Just a short trip from Kura Design Villas, lies one of the world’s most magical islands. Overgrown, shrouded in mist, and full of wildlife, Cano Island is an absolute must see for lovers of nature, beauty, and mystery.
Yes we said mystery.
Whispers of pirates, treasure, and ancient tribes float about the island piquing the interest of locals and tourists alike. One of the most fascinating mysteries of Cano Island is the perfectly spherical stones scattered about its forests. The granodiorite spheres range in size from 2cm to 2m in diameter and some weigh up to 16 tons.
The spherical stones, which can be found all over the Diquis region of Costa Rica, were discovered in the 1930s by the United Fruit Company during their search for banana plantation property on the Pacific coast. They uncovered the stones while digging up the land, and scientist began investigating them shortly after.
The stones were crafted by the ancient Diquis tribes and- with a spherical shape that is 96% perfect- display an almost supernatural geometrical quality. They date all the way back to the year 400 BCE and scientists are still unsure of the methods used to achieve their near-perfect spherical shape. Certain archeologists claim they were carved with magical potions that could soften even the toughest stone while others believe they used extreme temperatures to shape the rock.
Unfortunately, the Diquis tribe went extinct long ago leaving no one to pass on the story behind the stones. Some speculate they were used to mark grave sites.

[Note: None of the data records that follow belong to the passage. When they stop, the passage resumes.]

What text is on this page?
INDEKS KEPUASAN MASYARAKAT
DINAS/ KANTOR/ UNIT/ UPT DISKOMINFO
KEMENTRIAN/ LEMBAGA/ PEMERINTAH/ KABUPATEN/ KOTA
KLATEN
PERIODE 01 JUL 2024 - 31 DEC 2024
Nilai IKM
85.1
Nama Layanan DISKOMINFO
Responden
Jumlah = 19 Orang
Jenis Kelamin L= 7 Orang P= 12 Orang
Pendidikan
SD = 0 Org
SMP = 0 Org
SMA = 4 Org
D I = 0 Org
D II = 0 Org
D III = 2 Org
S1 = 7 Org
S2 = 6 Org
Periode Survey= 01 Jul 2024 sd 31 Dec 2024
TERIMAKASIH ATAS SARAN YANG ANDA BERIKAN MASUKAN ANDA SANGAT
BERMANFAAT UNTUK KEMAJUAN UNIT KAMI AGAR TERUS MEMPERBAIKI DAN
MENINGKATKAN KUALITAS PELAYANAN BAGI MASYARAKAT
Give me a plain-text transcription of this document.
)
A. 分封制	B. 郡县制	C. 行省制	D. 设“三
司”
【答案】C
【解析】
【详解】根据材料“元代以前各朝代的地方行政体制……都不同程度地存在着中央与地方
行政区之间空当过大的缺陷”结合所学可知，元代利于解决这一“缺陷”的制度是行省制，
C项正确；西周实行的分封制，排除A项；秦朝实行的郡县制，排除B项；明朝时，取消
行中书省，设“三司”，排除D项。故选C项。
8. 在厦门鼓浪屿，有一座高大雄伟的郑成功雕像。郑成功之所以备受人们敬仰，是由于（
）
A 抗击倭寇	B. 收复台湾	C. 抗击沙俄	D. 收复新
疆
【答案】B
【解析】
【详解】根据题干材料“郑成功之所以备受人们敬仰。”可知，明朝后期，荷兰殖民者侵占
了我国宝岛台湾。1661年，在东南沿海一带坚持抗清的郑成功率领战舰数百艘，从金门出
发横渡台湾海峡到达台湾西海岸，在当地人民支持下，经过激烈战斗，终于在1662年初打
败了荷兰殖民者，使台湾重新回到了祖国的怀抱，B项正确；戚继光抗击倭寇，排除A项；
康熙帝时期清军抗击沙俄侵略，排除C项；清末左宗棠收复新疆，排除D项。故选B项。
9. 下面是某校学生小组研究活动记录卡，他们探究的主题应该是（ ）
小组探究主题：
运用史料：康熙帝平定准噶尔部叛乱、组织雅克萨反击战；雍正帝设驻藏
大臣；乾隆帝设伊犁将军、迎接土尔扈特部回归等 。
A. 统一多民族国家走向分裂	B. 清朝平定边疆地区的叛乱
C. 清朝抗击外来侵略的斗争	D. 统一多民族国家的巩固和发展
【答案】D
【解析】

Others think they were were used as status symbols, and certain archeologists even think they were used to mimic constellations in the sky above.
There are also many myths surrounding the contents of the stones. The banana farmers believed they contained hidden treasure. Others thought a single coffee bean was encrusted in their centre and several stones have been blasted open in an attempt to unveil the treasures within. So far nothing has been discovered at their stoney centres.
Since their discovery, several of the stones have been relocated to museums where scientists can continue to study the secrets of the ancient Diquis tribe.